Prior to coming to UCD, I had the privledge with working the following students:

  • Graduate students
    • Peter Caldwell (MS 2001, WWU) got a Ph.D. in Atmospheric Science from the University of Washington and is currently a post-doctoral researcher at Lawrence Livermore National Laboratory.
    • Daniel Graber (MS 2001, WWU) is a Mathematics Instructor Skagit Valley Community College.
    • Chris Killingstad (MS 2002, WWU) is an instructor at Everett Community College
    • Bobby Smith (MS 1999, WWU) works at the Fred Hutchinson Cancer Research Center.
  • Undergraduate Students
    • Evan Saltzman (BS 2008, WM) worked on the evolution of dispersal and is Ph.D. student in OR at GIT.
    • Matt Holden (BS 2008, UCD) worked on dispersal in heterogeneous environments, got an applied math Ph.D. at Cornell, and is research fellow and lecturer at University of Queensland.
    • Adam Carpenter (BS 2008, WM) worked on effects of spatial and temporal heterogeneity on diversity and ecosystem processes.
    • Jennifer “Jef” Akst (BS 2004, WM) worked on modeling the evolution of kleptoparasitism and is a Ph.D. in Wade’s Lab at University of Indiana.

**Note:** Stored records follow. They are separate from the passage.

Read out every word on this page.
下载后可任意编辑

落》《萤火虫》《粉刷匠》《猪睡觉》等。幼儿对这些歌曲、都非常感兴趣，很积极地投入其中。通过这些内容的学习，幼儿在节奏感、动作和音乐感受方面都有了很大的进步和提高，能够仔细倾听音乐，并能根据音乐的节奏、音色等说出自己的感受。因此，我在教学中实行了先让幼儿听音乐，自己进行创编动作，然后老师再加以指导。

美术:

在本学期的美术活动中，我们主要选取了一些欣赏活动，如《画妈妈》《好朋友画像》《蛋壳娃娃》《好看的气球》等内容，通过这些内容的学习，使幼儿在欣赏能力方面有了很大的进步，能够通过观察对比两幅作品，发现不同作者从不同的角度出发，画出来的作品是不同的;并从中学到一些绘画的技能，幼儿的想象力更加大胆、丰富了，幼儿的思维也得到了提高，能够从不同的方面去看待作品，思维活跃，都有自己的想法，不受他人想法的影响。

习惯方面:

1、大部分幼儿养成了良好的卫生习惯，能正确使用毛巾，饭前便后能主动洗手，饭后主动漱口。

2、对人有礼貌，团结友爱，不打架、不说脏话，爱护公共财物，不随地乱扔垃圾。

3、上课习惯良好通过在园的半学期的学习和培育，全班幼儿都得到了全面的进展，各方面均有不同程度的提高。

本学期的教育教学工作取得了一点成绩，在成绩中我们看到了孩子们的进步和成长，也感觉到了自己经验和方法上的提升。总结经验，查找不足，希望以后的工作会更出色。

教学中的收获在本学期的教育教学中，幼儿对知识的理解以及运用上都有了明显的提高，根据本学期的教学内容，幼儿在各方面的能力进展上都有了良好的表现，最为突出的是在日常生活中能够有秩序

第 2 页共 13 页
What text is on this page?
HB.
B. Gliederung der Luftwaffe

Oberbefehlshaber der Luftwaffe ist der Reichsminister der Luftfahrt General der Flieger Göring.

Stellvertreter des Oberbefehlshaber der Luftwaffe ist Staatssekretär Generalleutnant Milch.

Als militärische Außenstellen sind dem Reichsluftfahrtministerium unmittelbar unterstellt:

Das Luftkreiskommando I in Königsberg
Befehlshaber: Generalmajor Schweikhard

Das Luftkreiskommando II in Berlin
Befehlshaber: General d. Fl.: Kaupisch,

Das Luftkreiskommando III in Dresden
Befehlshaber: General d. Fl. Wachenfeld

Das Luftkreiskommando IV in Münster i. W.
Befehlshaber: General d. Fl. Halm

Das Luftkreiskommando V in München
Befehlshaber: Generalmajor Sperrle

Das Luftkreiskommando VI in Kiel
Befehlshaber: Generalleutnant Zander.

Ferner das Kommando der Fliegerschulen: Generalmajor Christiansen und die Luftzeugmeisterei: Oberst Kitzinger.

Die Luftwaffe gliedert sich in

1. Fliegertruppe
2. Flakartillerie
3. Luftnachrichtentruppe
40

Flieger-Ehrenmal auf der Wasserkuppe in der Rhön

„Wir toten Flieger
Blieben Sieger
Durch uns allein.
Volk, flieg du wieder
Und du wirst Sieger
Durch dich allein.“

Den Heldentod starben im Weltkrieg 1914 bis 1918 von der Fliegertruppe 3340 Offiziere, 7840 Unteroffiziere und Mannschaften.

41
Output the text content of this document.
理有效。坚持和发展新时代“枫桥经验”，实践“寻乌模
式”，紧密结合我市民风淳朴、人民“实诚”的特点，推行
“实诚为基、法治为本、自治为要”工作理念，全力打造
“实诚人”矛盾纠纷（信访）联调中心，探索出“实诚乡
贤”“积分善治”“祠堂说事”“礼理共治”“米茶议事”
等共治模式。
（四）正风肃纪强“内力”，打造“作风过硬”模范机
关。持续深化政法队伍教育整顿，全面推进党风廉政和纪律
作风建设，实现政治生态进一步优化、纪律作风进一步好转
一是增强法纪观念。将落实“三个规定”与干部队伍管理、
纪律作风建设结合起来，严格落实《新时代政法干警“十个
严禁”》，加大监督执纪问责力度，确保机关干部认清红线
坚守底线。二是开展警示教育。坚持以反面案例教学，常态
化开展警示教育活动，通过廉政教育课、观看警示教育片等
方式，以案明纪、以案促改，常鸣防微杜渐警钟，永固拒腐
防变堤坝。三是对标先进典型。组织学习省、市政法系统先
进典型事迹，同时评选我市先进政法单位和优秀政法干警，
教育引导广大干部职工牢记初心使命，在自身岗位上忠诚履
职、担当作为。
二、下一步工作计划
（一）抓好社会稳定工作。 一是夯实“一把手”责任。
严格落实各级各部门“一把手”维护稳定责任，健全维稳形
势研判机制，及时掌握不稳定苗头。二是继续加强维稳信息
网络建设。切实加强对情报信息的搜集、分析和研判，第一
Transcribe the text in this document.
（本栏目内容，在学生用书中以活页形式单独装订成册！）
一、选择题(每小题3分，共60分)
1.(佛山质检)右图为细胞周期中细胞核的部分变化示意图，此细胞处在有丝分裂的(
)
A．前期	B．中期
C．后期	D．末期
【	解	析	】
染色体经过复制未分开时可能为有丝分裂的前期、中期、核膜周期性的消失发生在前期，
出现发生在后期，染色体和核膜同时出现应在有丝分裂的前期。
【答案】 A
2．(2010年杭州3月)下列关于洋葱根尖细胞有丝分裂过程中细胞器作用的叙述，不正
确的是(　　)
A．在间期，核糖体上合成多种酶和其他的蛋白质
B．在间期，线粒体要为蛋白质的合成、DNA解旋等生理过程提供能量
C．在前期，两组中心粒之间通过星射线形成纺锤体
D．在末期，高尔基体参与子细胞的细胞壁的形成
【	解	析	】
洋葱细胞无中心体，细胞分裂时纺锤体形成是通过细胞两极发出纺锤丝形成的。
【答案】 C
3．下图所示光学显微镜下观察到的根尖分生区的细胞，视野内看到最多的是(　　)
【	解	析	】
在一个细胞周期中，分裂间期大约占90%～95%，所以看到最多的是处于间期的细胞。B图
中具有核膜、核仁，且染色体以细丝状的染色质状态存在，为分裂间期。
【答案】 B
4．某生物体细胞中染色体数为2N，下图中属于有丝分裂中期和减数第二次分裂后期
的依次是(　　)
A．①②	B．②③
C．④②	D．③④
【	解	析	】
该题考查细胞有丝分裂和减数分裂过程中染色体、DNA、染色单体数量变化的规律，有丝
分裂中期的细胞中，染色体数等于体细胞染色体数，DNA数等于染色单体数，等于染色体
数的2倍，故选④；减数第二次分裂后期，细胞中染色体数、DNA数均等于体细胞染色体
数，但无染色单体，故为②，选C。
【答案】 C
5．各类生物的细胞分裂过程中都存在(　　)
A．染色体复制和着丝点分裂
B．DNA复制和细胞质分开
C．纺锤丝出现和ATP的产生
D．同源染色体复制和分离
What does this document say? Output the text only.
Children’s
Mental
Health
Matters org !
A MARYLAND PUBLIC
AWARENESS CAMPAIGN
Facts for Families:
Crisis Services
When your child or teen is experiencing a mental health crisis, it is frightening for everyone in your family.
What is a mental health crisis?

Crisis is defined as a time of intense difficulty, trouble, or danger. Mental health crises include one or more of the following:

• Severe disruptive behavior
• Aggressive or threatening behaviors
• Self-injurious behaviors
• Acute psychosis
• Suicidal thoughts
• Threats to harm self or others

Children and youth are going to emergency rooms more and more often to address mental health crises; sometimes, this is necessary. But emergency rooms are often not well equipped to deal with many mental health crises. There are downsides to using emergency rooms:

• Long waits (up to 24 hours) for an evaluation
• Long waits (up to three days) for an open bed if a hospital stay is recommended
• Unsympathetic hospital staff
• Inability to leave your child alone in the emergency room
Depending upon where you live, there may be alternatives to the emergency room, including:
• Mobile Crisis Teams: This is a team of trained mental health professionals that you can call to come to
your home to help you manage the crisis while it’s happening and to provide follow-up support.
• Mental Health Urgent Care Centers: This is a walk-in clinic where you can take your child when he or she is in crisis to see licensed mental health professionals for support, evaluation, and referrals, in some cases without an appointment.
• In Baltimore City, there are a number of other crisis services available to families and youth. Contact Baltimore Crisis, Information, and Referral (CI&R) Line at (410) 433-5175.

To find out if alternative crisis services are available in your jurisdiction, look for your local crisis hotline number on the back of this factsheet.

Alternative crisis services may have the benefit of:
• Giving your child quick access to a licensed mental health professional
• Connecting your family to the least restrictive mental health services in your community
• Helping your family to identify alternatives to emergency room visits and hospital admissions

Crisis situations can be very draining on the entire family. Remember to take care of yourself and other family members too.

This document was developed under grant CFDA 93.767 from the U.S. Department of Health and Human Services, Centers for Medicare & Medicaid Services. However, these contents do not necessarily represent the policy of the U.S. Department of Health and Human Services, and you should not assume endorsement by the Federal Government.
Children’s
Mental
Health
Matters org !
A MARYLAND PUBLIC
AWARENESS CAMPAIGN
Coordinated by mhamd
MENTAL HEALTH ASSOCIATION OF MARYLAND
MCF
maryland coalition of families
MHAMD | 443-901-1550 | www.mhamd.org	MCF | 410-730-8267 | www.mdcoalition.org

    • Kevin Armstrong (2004) (BS 2004, WM) wrote MatLab code for simulating continuous time Markov chain models of community assembly and is a Ph.D. student in mathematics at University of Maryland.
    • Bill Dirks (BS 1999, WWU) did his senior honor project on “Spiking and Oscillation in Neuronal Models” and received a NSF pre-doctoral fellowship in 1999 to attend Cornell as a Ph.D. student in Applied Mathematics.
    • Jason Keagy (BS 2003, WM) collaborated with Dan Cristol and myself on the effects of replacing source habitats with sink habitats that was published in Restoration Ecology. He got his a PhD at University of Maryland and is currently a post-doctoral student at University of Illinois.
    • Molly Kelton (BS 2005, Vassar) worked on competition in source-sink environments that lead to a publication in Journal of Animal Ecology. Molly is now an Assistant Professor of Mathematics Education at Washington State University.
    • Seth Rittenhouse (BS 2002, WWU) worked on intransititiveis in community assembly that lead to a publication in Oikos. He get his Ph.D. in Physics at the University of Colorado, Boulder. After a stint as a professor at WWU, he became a physics Professor at the US Naval Academy.
    • Eric Ruggieri (BS 2006, Providence) analyzed the Schoener-Holt-Polis model of intraguild predation that appeared in Mathematical Biosciences and Engineering, got his Ph.D.  in applied mathematics at Brown University, and now is an Assistant Professor at Holy Cross.
    • Glory Tobiason (BS 2001, WWU) worked on the evolution of consumers competing for two resources that was published in the J. Math. Biol., spent two years living on the slopes of Mt. Kilimanjaro as a Peace Corps volunteer in Tanzania, taught math for several years at an alternative high school in Washington DC. Molly is now a research scientist at CRESST.
    • Jake Wamsley (BS 2006, WM) studied the effect of spatial heterogeneity on population abundance and persistence and is pursuing a Ph.D. in biochemistry at University of Virginia.
    • Melanie Vejdani (BS 2005, WM) analyzed the co-evolution of host-parasitoid interactions in spatially heterogeneous environments.